Simpson could have been off early on for a handball on the line that would have screwed us, but he wasn’t, it didn’t and he came out a hero.
Decent game. Played the odds, got away with it.
Mike Williamson – 8
Bit of the usual Dancing With The Stars but he also got away with it, and nearly got a goal aswell. Cracking game but he doesn’t get my Man Of The Match
James Perch – 9
I think I might have been a bit generous here, but that’s probably because I normally expect so little from him. I was almost looking forward to slagging him off and telling you all how you’ve just been too bloody forgiving and now look what he’s done….. and then the bugger shafts me by playing a corker.
Without a doubt my Man Of The Match, but not impressed with his amateur dramatics at the end.
Jonas Gutierrez – 6
Poor old Jonas was always onto a loser. Commentator reckons that Dalglish put Bellamy on the wing when he heard that Jonas was at left back. Bellamy was just too quick for him, and while he gave his all, as he always does, he was completely outplayed by the little Welsh mouth breather.
Yohan Cabaye – 7
Played one of his better games of late. He’s been off the boil for a while but turned it on against the ‘pool.
Danny Guthrie – 7
Another decent shift – I hope we can find a way to keep him.
Cheik Tiote – 8
Straight into his stride with a solid blocking performance. He does a brilliant job playing just in front of the two centre-backs, and I think that Cheik and Cabaye are responsible for the vast improvement in recent weeks to our DairyLea passing game. I don’t think I’ve ever seen the lads knock it about in those little triangles with such confidence. Superb.
Hatem Ben Arfa – 9
Another brilliant performance from the French lad, though in all honesty Enrique did a fine job of marshalling him down the line.
It is expected that we might lose one or two decent players in the summer as Ashley cashes in on his new business model. Benny might be one to go, but I hope not.
With Cabaye and Benny in midfield our two strikers are now getting service.
Unfortunately we are starting to expect such great things from him that a performance like this doesn’t get him Man Of The Match
Demba Ba – 8
There’s a lot of talk at the moment that Ba has gone off the boil now that Cisse has arrived. I like to think that he’s just focused on other things. When he first arrived Ba always played with either Best or Ameobi behind, knocking the headers on to him. Story appears to be that Cisse is actually the better striker and Ba has turned provider.
Either way – having both of them in your lineup can’t be a bad thing.
Papiss Cisse – 8
So – only 8 for banging in 2 goals when Ba gets 8 and doesn’t score? From my seat Ba seems to work a lot harder for the team.

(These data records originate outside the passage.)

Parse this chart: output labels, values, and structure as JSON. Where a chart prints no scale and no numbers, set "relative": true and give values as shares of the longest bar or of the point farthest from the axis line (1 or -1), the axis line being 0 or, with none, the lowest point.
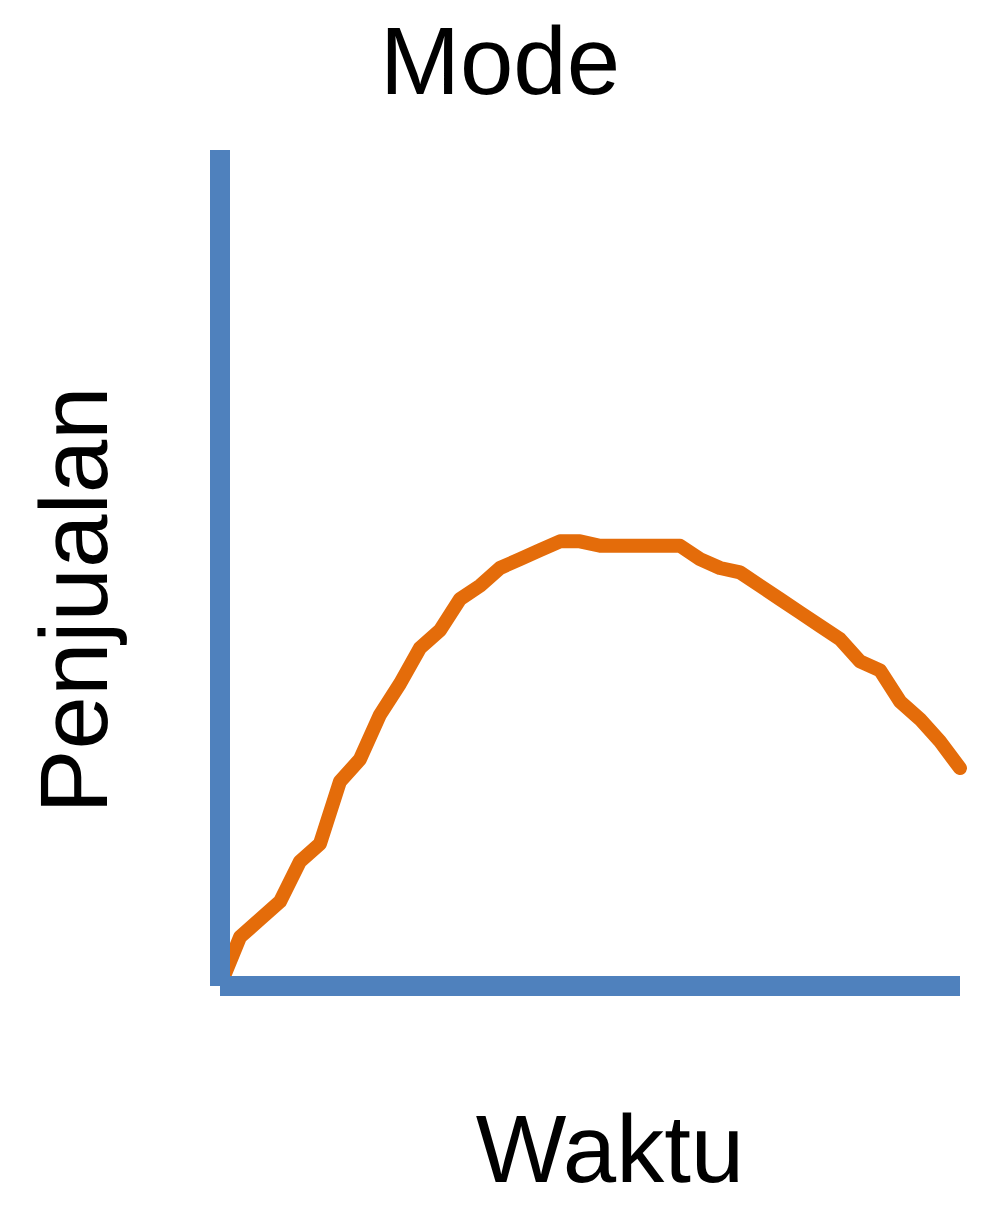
{
  "chart_data": {
    "type": "line",
    "title": "Mode",
    "xlabel": "Waktu",
    "ylabel": "Penjualan",
    "relative": true,
    "categories": [
      null,
      null,
      null,
      null,
      null,
      null,
      null,
      null,
      null,
      null,
      null,
      null,
      null,
      null,
      null,
      null,
      null,
      null,
      null,
      null,
      null,
      null,
      null,
      null,
      null,
      null,
      null,
      null,
      null,
      null,
      null,
      null,
      null,
      null,
      null,
      null,
      null,
      null
    ],
    "series": [
      {
        "color": "#e46c0a",
        "values": [
          0,
          0.11,
          0.15,
          0.19,
          0.28,
          0.32,
          0.46,
          0.51,
          0.61,
          0.68,
          0.76,
          0.8,
          0.87,
          0.9,
          0.94,
          0.96,
          0.98,
          1,
          1,
          0.99,
          0.99,
          0.99,
          0.99,
          0.99,
          0.96,
          0.94,
          0.93,
          0.9,
          0.87,
          0.84,
          0.81,
          0.78,
          0.73,
          0.71,
          0.64,
          0.6,
          0.55,
          0.49
        ]
      }
    ],
    "grid": false,
    "legend": false,
    "marker": "none",
    "line_style": "solid"
  }
}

Not complaining, well, OK just a little bit. CAN SOMEBODY PLEASE EXPLAIN TO CISSE ABOUT OFFSIDE?
Twice he was standing a yard offside looking along the line. Yes yes yes, I’m being picky, but it’s a bit like the wife’s Yorkshire puddings – there’s just no excuse for it.
The subs did a decent job, but nothing of note so we’ll skip over them and on to Pardew.

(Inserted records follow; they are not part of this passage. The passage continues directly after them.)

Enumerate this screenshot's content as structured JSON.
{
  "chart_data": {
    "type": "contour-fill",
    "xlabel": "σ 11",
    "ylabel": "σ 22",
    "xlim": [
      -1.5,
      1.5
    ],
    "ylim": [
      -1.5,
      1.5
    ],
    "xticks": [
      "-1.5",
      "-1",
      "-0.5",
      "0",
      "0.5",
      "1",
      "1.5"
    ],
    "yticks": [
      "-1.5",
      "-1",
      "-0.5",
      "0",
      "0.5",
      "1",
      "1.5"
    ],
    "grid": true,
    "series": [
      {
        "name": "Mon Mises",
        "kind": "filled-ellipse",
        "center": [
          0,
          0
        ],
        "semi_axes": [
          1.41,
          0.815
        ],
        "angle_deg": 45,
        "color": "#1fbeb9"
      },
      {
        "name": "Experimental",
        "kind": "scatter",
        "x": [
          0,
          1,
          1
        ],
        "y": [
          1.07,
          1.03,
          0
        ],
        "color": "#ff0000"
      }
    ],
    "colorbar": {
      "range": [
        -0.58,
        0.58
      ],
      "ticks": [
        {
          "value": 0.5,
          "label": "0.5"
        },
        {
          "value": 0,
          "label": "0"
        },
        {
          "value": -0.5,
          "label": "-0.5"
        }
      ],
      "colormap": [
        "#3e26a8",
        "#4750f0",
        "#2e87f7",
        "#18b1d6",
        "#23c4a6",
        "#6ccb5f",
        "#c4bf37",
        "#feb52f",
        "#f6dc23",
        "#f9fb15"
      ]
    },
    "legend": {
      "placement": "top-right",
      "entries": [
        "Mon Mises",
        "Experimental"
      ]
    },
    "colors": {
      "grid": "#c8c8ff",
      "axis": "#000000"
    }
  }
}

The plan had to be to just niggle Carroll and hope he puts himself out of the game, and a yellow card after a few minutes took care of that, and pretty much the same with Enrique’s younger brother, Suarez, who was basically, well, rubbish.

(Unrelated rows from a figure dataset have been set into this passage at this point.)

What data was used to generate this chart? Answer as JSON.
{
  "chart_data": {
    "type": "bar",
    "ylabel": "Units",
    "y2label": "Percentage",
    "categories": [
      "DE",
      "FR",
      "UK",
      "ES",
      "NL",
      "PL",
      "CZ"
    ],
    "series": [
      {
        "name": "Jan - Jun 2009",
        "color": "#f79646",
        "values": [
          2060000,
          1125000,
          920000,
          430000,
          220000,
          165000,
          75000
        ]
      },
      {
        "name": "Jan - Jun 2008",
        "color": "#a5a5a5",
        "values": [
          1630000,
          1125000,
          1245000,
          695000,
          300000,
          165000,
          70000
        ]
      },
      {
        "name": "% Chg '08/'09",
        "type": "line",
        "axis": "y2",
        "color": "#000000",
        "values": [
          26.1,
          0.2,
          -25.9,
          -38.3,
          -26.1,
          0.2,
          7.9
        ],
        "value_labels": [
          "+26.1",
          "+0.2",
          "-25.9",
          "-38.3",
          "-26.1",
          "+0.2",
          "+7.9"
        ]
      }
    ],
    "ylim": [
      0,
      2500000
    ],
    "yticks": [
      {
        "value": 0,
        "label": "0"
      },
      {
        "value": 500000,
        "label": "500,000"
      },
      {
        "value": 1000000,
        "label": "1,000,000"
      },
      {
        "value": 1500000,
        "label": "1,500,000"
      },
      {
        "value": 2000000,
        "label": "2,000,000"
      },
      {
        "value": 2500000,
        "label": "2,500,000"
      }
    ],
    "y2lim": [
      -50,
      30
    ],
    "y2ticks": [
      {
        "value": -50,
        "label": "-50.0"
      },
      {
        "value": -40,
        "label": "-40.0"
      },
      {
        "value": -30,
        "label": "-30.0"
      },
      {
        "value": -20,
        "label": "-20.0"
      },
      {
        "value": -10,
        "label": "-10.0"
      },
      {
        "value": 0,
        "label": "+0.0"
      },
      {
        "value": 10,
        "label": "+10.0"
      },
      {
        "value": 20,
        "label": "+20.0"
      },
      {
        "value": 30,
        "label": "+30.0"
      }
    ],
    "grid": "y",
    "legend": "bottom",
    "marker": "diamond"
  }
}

As a whole our makeshift back four hardly inspired confidence and there were times when I was viewing the game through the green tint of a Heineken bottle, but the result was just that and three more points on the board. Personally I would say that was one of the best team performances of the season and the way the boys were throwing themselves in front of everything was , well, Tayloresque.
I don’t really consider Pardew a tactical genius but what he has achieved this year is not far short of a miracle, so he must be doing something right.
One of the highlights of the match has to be spotting a Ron Weasley look-alike in the crowd when Cisse celebrated his first goal.
If you thought that Cisse’s Paycheck and NutMeg Ryan were bad last week, playing Liverpool has opened up the door for Kenny standing on the side line yelling at his Dutch forward to keep an eye on Tiote, or rather “CHECK OUT CHEICK, KUYT”
Yes – I know – like the wife’s Yorkshires!